Representation

A couple of years ago, I taught Antigone to a group of high school seniors. The class had more or less been together for six years, beginning as a cohort in seventh grade in Latin I, and finishing as the first Latin VI class that I taught. Over the years, they read Caesar, Vergil, Catullus, Ovid, Pliny, and Cicero; texts where there aren’t many women. My initial goal in choosing to teach Antigone was finding a classical text where a woman played a significant role. They knew Dido and Ariadne. But both of them were written in relation to the heroes who left them behind, Aeneas and Theseus, respectively.

The word representation surfaced in some of my reading as I prepared to teach Antigone, and it stuck with me. In The Poetics, Aristotle writes that “epic and tragic composition… are all… representations,” (Aristotle, 1) and that “representation is natural to human beings,” (Aristotle, 4). We like representation because through representations we can learn something (Aristotle, 4). Aristotle came up with the idea, but I couldn’t help but think of its relevance even now.

Today, we are calling for reforms in representation. Not only in the political offices that we hear about daily, but also in the stories that we read, the history we learn in school, and so many other places. Representation in stories is powerful. Greek tragedy is one of the few places in classical literature where women had powerful representation. And, even though Simon Critchley points out the flaws in this representation, it is still important. Critchley writes that characters like Antigone “are described as manly because of their assertiveness and rebelliousness” but because of this, they also always die, (Critchley, 54). He points out that “… if women are free in tragedy, then this freedom is realized only in death,” (Critchley, 54). LIke lesbian fiction, women in classical literature often die, by suicide or other means. It seems, women who are strong cannot always lead full, long lives. 

Aristotle breaks representation into three groups: “different media, different objects, or a manner that is different and not the same,” (1). He goes on to say that representation may also use “colours and forms… rhythm, speech, and melody,” (1). Representation is not limited to language, to words, to tragedy (as Aristotle was writing about tragedy in The Poetics). Representation is about actions and choices. 

I’ve had on my mind the presidential and vice presidential nominations: the present democratic nominations, but the past, too. Appealing to an audience, to the people who will vote them into office, is not only about words, but about actions and images. Barack Obama, a Black man, chose Joe Biden because he had to appeal to all of America. And the way that maybe he appealed to the all of us was by choosing a white man. Joe Biden choosing a Black woman, a South Asian-American woman, as his running mate speaks again to representation, to appealing to a certain audience, an audience of Black women, of minorities. In order for Biden to reach his audience, he’s got to get proper representation. We might not all be excited about Biden and Harris, but having someone who looks like those Americans who are Black and Brown, that strikes me as important. We all see Biden, a white man, but what about what Biden represents? America. America is tired of old, white men. 

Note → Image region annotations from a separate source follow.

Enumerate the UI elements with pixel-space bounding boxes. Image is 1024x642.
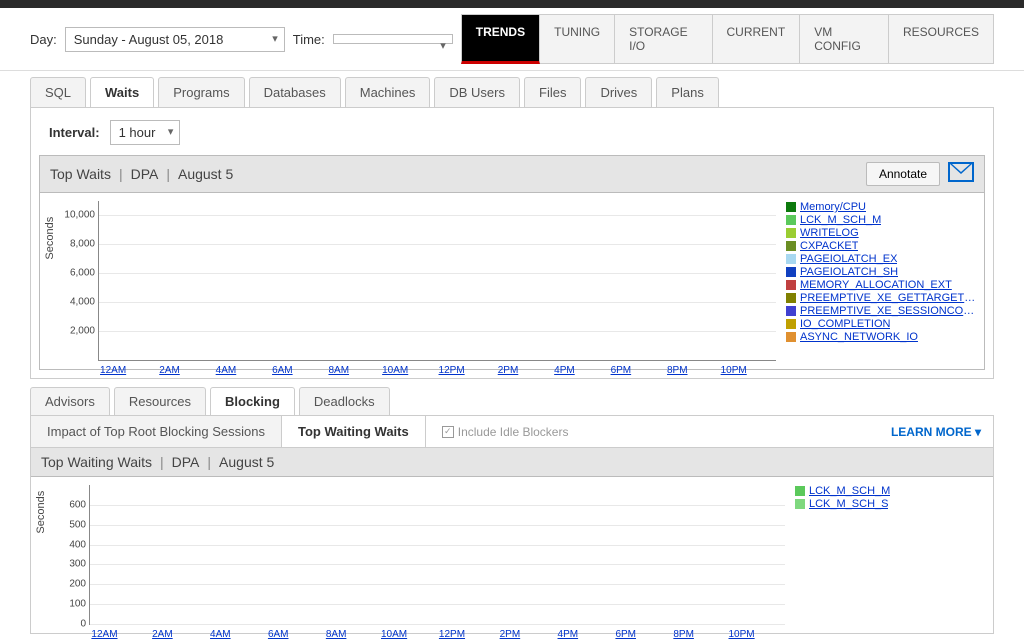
- blocking-subtab[interactable]: Top Waiting Waits: [282, 416, 426, 447]
- header-controls: Day: Sunday - August 05, 2018 Time: TREN…: [0, 8, 1024, 71]
- x-tick[interactable]: 4PM: [554, 365, 575, 376]
- chart1-title-date: August 5: [178, 166, 233, 182]
- sub-tab-drives[interactable]: Drives: [585, 77, 652, 107]
- x-tick[interactable]: 6PM: [611, 365, 632, 376]
- main-tab-tuning[interactable]: TUNING: [540, 14, 615, 64]
- interval-select[interactable]: 1 hour: [110, 120, 181, 145]
- main-tab-current[interactable]: CURRENT: [713, 14, 801, 64]
- legend-item[interactable]: PREEMPTIVE_XE_GETTARGETSTA: [786, 292, 976, 304]
- x-tick[interactable]: 8PM: [673, 629, 694, 640]
- x-tick[interactable]: 4PM: [558, 629, 579, 640]
- top-waits-panel: Top Waits | DPA | August 5 Annotate Seco…: [39, 155, 985, 370]
- sub-tab-waits[interactable]: Waits: [90, 77, 154, 107]
- interval-label: Interval:: [49, 125, 100, 140]
- sub-tab-machines[interactable]: Machines: [345, 77, 431, 107]
- main-tab-vmconfig[interactable]: VM CONFIG: [800, 14, 889, 64]
- chart2-title: Top Waiting Waits: [41, 454, 152, 470]
- x-tick[interactable]: 12AM: [91, 629, 117, 640]
- x-tick[interactable]: 8PM: [667, 365, 688, 376]
- legend-item[interactable]: ASYNC_NETWORK_IO: [786, 331, 976, 343]
- sub-tab-plans[interactable]: Plans: [656, 77, 719, 107]
- legend-item[interactable]: IO_COMPLETION: [786, 318, 976, 330]
- legend-item[interactable]: WRITELOG: [786, 227, 976, 239]
- x-tick[interactable]: 2AM: [159, 365, 180, 376]
- include-idle-checkbox[interactable]: ✓ Include Idle Blockers: [442, 425, 569, 439]
- x-tick[interactable]: 2AM: [152, 629, 173, 640]
- chart1-title-waits: Top Waits: [50, 166, 111, 182]
- main-tab-storageio[interactable]: STORAGE I/O: [615, 14, 712, 64]
- x-tick[interactable]: 2PM: [500, 629, 521, 640]
- x-tick[interactable]: 10AM: [382, 365, 408, 376]
- sub-tab-sql[interactable]: SQL: [30, 77, 86, 107]
- sub-tab-db users[interactable]: DB Users: [434, 77, 520, 107]
- x-tick[interactable]: 10PM: [729, 629, 755, 640]
- legend-item[interactable]: PAGEIOLATCH_EX: [786, 253, 976, 265]
- sub-tab-programs[interactable]: Programs: [158, 77, 244, 107]
- x-tick[interactable]: 10PM: [721, 365, 747, 376]
- x-tick[interactable]: 12AM: [100, 365, 126, 376]
- time-label: Time:: [293, 32, 325, 47]
- chart1-title-dpa: DPA: [131, 166, 159, 182]
- sub-tab-files[interactable]: Files: [524, 77, 581, 107]
- mail-icon[interactable]: [948, 162, 974, 182]
- x-tick[interactable]: 12PM: [439, 629, 465, 640]
- detail-tab-advisors[interactable]: Advisors: [30, 387, 110, 415]
- x-tick[interactable]: 6PM: [615, 629, 636, 640]
- legend-item[interactable]: LCK_M_SCH_M: [786, 214, 976, 226]
- day-label: Day:: [30, 32, 57, 47]
- detail-tab-resources[interactable]: Resources: [114, 387, 206, 415]
- x-tick[interactable]: 6AM: [268, 629, 289, 640]
- x-tick[interactable]: 8AM: [328, 365, 349, 376]
- legend-item[interactable]: PAGEIOLATCH_SH: [786, 266, 976, 278]
- x-tick[interactable]: 8AM: [326, 629, 347, 640]
- main-tab-trends[interactable]: TRENDS: [461, 14, 540, 64]
- sub-tab-databases[interactable]: Databases: [249, 77, 341, 107]
- annotate-button[interactable]: Annotate: [866, 162, 940, 186]
- legend-item[interactable]: MEMORY_ALLOCATION_EXT: [786, 279, 976, 291]
- main-tab-resources[interactable]: RESOURCES: [889, 14, 994, 64]
- blocking-header: Impact of Top Root Blocking SessionsTop …: [31, 416, 993, 448]
- legend-item[interactable]: LCK_M_SCH_S: [795, 498, 985, 510]
- x-tick[interactable]: 4AM: [210, 629, 231, 640]
- legend-item[interactable]: PREEMPTIVE_XE_SESSIONCOMMI: [786, 305, 976, 317]
- legend-item[interactable]: LCK_M_SCH_M: [795, 485, 985, 497]
- time-select[interactable]: [333, 34, 453, 44]
- learn-more-link[interactable]: LEARN MORE ▾: [891, 425, 981, 439]
- legend-item[interactable]: Memory/CPU: [786, 201, 976, 213]
- blocking-subtab[interactable]: Impact of Top Root Blocking Sessions: [31, 416, 282, 447]
- day-select[interactable]: Sunday - August 05, 2018: [65, 27, 285, 52]
- x-tick[interactable]: 4AM: [216, 365, 237, 376]
- detail-tab-blocking[interactable]: Blocking: [210, 387, 295, 415]
- x-tick[interactable]: 6AM: [272, 365, 293, 376]
- detail-tab-deadlocks[interactable]: Deadlocks: [299, 387, 390, 415]
- x-tick[interactable]: 2PM: [498, 365, 519, 376]
- x-tick[interactable]: 12PM: [439, 365, 465, 376]
- legend-item[interactable]: CXPACKET: [786, 240, 976, 252]
- interval-row: Interval: 1 hour: [39, 116, 985, 149]
- x-tick[interactable]: 10AM: [381, 629, 407, 640]
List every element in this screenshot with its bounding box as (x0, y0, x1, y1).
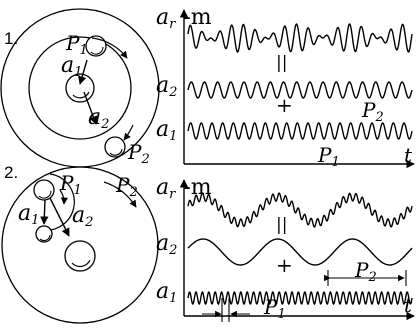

Aristotle wrote many thousands of years ago. Representation for Aristotle and the tragedians was not the same as representation today, or really, we have a wider definition of the word. Representation is important across all walks of life. When people see others like them represented, they believe in the possibility for themselves and others like them. Another thing that strikes me as important is our continued redefining of classical theories. Our use of them and also their pliancy. Even as we break away from them, we’ve used them as stepping stones. 

Aristotle. The Poetics. Translated by Richard Janko. Hackett Publishing Company, 1987.

Critchley, Simon. Tragedy, the Greeks, and Us. Pantheon Books. 2019.